Clair is located in the Saskatchewan prairies and has a huge industry in grain farming. Wheat, canola and oats are some of the most common types of grains grown in the area. Livestock farms are also present in the area around Clair. A major railway line runs parallel to Clair and carries grain and other materials across the Canadian prairies.

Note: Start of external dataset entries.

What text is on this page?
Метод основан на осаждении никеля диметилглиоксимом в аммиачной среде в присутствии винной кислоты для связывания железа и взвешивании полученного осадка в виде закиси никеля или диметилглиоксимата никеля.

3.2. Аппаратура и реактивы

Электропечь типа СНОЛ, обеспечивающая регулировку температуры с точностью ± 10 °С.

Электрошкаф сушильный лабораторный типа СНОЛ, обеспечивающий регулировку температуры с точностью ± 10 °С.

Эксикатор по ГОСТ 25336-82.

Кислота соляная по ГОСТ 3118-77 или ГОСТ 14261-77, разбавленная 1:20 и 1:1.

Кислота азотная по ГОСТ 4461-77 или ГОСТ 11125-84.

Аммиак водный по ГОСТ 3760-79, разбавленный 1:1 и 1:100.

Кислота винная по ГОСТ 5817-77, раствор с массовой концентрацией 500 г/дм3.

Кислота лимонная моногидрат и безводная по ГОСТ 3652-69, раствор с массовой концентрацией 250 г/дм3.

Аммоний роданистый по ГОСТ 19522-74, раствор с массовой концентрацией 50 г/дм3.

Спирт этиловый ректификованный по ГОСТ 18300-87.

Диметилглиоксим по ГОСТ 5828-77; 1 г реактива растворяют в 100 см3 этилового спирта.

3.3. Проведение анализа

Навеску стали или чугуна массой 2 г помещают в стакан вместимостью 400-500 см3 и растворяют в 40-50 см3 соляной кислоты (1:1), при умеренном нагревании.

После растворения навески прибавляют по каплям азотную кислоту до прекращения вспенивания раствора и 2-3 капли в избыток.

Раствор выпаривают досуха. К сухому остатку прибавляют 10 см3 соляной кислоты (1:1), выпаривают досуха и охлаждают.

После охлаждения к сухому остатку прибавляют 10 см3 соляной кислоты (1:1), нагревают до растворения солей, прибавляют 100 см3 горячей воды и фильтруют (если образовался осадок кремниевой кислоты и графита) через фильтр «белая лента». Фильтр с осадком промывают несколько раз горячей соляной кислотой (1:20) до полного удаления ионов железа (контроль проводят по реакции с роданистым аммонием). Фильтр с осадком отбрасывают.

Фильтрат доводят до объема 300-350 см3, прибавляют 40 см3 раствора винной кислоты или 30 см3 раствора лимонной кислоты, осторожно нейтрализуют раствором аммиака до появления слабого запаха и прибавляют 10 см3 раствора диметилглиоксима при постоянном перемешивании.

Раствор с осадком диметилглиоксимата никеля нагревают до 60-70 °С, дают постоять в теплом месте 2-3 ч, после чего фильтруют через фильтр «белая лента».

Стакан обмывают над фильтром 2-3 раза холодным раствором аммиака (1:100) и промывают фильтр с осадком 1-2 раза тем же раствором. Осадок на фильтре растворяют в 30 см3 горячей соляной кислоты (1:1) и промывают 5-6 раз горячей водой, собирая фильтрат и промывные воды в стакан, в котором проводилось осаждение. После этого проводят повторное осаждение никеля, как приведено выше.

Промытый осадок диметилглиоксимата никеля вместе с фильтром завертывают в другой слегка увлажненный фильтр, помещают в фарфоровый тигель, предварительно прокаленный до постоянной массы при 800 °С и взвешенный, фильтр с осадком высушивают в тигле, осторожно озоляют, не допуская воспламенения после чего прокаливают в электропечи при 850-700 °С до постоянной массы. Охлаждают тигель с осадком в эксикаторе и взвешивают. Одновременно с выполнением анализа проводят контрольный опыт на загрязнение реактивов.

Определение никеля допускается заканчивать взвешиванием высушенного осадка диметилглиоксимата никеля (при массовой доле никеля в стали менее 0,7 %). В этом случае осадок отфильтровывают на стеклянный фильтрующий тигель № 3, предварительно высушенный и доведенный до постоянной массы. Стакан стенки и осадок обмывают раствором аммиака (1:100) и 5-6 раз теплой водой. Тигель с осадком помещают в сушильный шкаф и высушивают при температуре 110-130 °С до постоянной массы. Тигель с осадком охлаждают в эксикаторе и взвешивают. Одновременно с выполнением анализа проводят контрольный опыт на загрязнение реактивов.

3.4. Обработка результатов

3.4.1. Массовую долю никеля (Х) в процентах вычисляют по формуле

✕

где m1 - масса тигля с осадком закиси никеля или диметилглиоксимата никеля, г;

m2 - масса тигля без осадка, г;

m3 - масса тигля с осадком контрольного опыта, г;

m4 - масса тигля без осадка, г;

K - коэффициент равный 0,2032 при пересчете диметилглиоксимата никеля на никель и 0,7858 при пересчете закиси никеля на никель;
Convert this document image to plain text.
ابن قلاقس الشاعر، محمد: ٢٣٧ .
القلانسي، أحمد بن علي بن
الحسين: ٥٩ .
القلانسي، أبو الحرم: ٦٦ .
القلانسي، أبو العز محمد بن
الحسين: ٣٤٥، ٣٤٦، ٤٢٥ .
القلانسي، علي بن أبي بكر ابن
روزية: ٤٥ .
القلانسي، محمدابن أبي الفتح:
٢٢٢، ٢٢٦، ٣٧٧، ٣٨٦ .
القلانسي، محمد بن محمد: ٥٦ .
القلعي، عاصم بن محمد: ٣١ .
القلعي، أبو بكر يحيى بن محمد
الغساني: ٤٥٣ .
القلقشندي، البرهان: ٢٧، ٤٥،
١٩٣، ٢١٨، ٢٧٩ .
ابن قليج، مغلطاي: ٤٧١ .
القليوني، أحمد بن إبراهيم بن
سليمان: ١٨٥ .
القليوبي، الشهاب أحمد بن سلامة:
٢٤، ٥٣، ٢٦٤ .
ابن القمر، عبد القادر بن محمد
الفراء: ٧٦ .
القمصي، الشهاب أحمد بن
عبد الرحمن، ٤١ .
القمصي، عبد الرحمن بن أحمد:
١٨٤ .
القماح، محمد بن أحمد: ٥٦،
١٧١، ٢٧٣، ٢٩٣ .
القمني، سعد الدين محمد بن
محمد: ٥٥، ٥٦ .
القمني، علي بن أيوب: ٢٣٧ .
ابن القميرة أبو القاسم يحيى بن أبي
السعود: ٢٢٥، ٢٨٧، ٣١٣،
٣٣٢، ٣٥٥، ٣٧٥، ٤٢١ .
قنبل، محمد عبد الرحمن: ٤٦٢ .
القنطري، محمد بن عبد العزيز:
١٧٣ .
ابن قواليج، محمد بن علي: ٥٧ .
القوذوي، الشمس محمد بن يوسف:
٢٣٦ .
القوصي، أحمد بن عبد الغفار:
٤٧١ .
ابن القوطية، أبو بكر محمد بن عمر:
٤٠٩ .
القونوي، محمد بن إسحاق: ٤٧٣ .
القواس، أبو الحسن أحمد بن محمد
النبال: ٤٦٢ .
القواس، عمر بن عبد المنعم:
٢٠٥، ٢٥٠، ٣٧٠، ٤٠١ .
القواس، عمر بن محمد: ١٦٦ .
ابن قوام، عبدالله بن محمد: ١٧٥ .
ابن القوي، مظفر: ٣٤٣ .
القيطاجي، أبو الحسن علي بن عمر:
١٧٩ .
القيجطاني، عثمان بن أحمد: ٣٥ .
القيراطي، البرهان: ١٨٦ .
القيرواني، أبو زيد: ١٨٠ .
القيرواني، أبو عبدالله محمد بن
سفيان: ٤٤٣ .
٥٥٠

Highway 5 also runs parallel to Clair. Highway 5 connects Clair with Saskatoon (largest city in Saskatchewan).

== Train crash ==

On October 7, 2014, A CN train hauling dangerous goods derailed. Three westbound locomotives heading to Saskatoon from Winnipeg were hauling 100 cars of mixed freight when 26 went off the tracks, six carrying dangerous goods. Provincial hazardous materials crews were dispatched to work with first responders already at the scene.
Approximately 50 residences of Clair and surrounding farms were evacuated and Highway 5 was shut down. No one was hurt when the train crashed.